S. Kandula, R. Mahajan, P. Verkaik, S. Agarwal, J. Padhye, P. Bahl, “Detailed Diagnosis in Enterprise Networks,” ACM SIGCOMM Conference, (August 2009). [PDF]
Summary
Diagnosis of generic and application-specific faults in networked systems is known to be notoriously hard due to dynamic and complex interactions between components. This paper presents NetMedic, a system that enables detailed diagnosis in small enterprise networks by using rich (multi-variable) information exposed by the system itself and application running on it. NetMedic formulates diagnosis as an inference problem and detects complex, inter-twined faults by using a history-based simple learning mechanism without any explicit knowledge of the underlying semantics of the collected information and with little application-specific knowledge. It models the network as a dependency graph of fine-grained components and assigns values to dependency edges using likelihood of one component affecting another. By using edge weights, NetMedic ranks possible causes of faults to find out the true culprit underneath. This work is limited to automatic identification, i.e., automatic repair is considered out of scope.
NetMedic has two basic properties:
- Details: It can diagnose both application-specific and generic problems with as much specificity as possible. Since most faults are application-specific, digging dip is considered an integral attribute to reach closer to the context of a fault.
- Application agnosticism: It can diagnose with minimal application-specific knowledge. This property allows NetMedic to function properly even if new unknown application is introduced.
Inference in NetMedic depends on the joint-historical information of components impacting one another. For any two states in two components, NetMedic looks back into the history (from any period) to find out similar states with close correlation to assign likelihood to current situation with a hope that history will repeat itself. The authors argue that the values are not that important; the important part is assigning low weight to enough edges so that in the end it will be easier to rank possible fault. This type of expectation seems pretty naive, but the authors insist that it is enough without strong justification or real data.
The workflow of NetMedic can be divided into three functional pieces:
- Capturing component state: NetMedic captures the state of each component as a multi-variable vector as opposed to scalar variables in the existing approaches. It stores the states in one minute bins to be processed later to create the dependency graph.
- Generating the dependency graph: NetMedic uses pre-created templates to find the relationships between different types of components and stitch them together to complete the dependency graph. Use of templates requires mandatory human intervention whenever there is a unknown component without any template.
- Diagnosis: Finally, NetMedic computes abnormalities of states, assigns values to the edges of the dependency graph (details in $5.3.2), and ranks likely causes to identify the true causes of faults. Abnormality detection process using historical information introduces false positives. Based on the abnormality of edges, NetMedic assigns weights to edges using multiple heuristics and threshold constants. Finally, at the ranking stage it uses a compound ranking function consisting of two components: local and global impact of a cause.
The authors try to justify/validate their scheme using limited and controlled evaluation which are extremely lacking and do little to convince the readers.
Critique
Except for the facts that this is the first study of faults in enterprise networks (as claimed by the authors) and the first of its kind using multi-variable states to infer faults, everything else is not very convincing. The model seems too simplistic with heuristics and constants all over the place. The authors keep arguing that all those things work in real network, even though they evaluated the system on two primitive controlled networks. The way they have used historical information (linear correlation) also seems pretty naive in real-world scenario where interactions between two components can often be influenced by many others.
Dependence on history also restricts NetMedics ability to deal with previously unseen faults (considering the fact that it is not a full-fledged learner). It is not clear how the authors handle this issue. Specially, when a new instance of NetMedic starts with no history at all, how long will it take to reach the level of performance even in the controlled scenario presented in the paper?

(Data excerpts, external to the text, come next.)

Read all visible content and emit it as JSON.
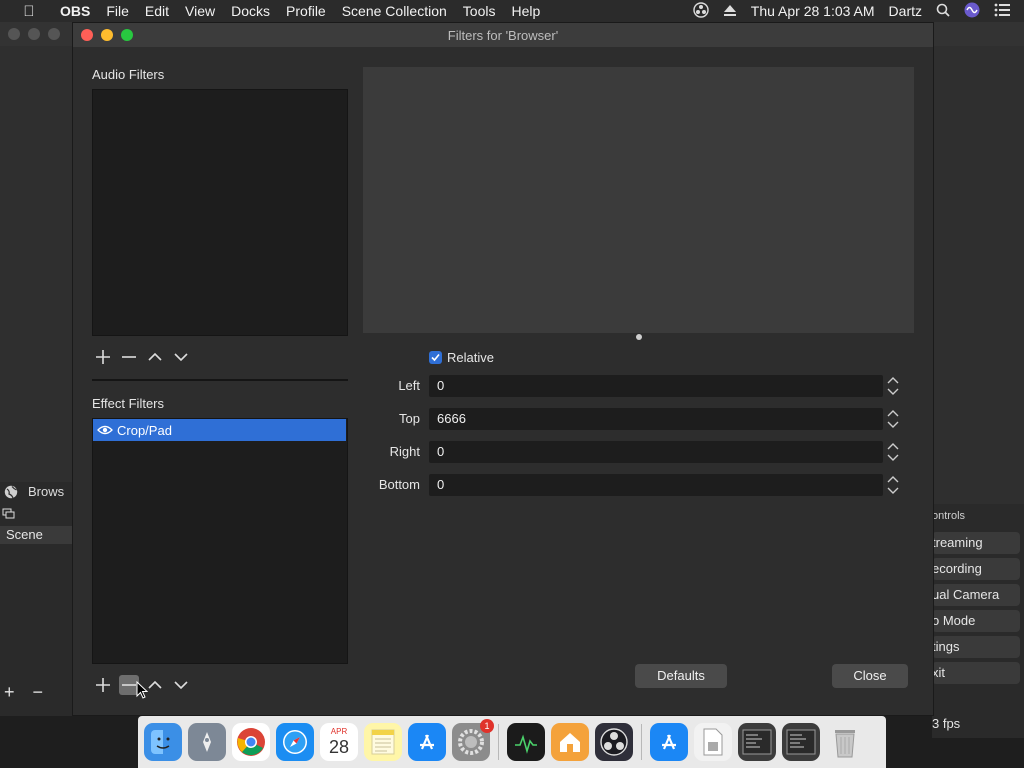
{
  "menubar": {
    "app_name": "OBS",
    "items": [
      "File",
      "Edit",
      "View",
      "Docks",
      "Profile",
      "Scene Collection",
      "Tools",
      "Help"
    ],
    "datetime": "Thu Apr 28  1:03 AM",
    "user": "Dartz"
  },
  "background": {
    "source_name": "Brows",
    "scenes_label": "Scene",
    "controls_title": "ontrols",
    "controls": [
      "treaming",
      "ecording",
      "ual Camera",
      "o Mode",
      "tings",
      "xit"
    ],
    "fps": "3 fps"
  },
  "dialog": {
    "title": "Filters for 'Browser'",
    "audio_filters_label": "Audio Filters",
    "effect_filters_label": "Effect Filters",
    "effect_filters": [
      "Crop/Pad"
    ],
    "relative_label": "Relative",
    "relative_checked": true,
    "properties": [
      {
        "label": "Left",
        "value": "0"
      },
      {
        "label": "Top",
        "value": "6666"
      },
      {
        "label": "Right",
        "value": "0"
      },
      {
        "label": "Bottom",
        "value": "0"
      }
    ],
    "defaults_label": "Defaults",
    "close_label": "Close"
  },
  "dock": {
    "calendar_month": "APR",
    "calendar_day": "28",
    "system_prefs_badge": "1"
  },
  "colors": {
    "selection": "#2f6fd6",
    "dialog_bg": "#2d2d2d"
  }
}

NetMedic seems to work on diagnosing a single fault (in controlled environment), but does not do well in more than one simultaneous faults even in the test scenarios. The reliability of the evaluation regarding multiple faults can also be questioned, since it generalizes one (may be more not shown here) synthetic test case(s) and says NetMedic will perform similarly in other multi-fault scenarios. To do justice to the authors, it should be mentioned that it is extremely difficult to evaluate such systems without long term deployment in real scenario.
I like the way you picked holes in the work. The big issue is always detecting events that you have not seen before. But if you have the right building blocks and can execute the inference algorithms in the right way, you should be able to detect a class of faults you have not seen before — simply because many of the problems in distributed system arise from the interaction of components rather than the components in and of themselves. I think the approach is interesting, but it would be very nice if someone looked into the idea of active experimentation to detect causality.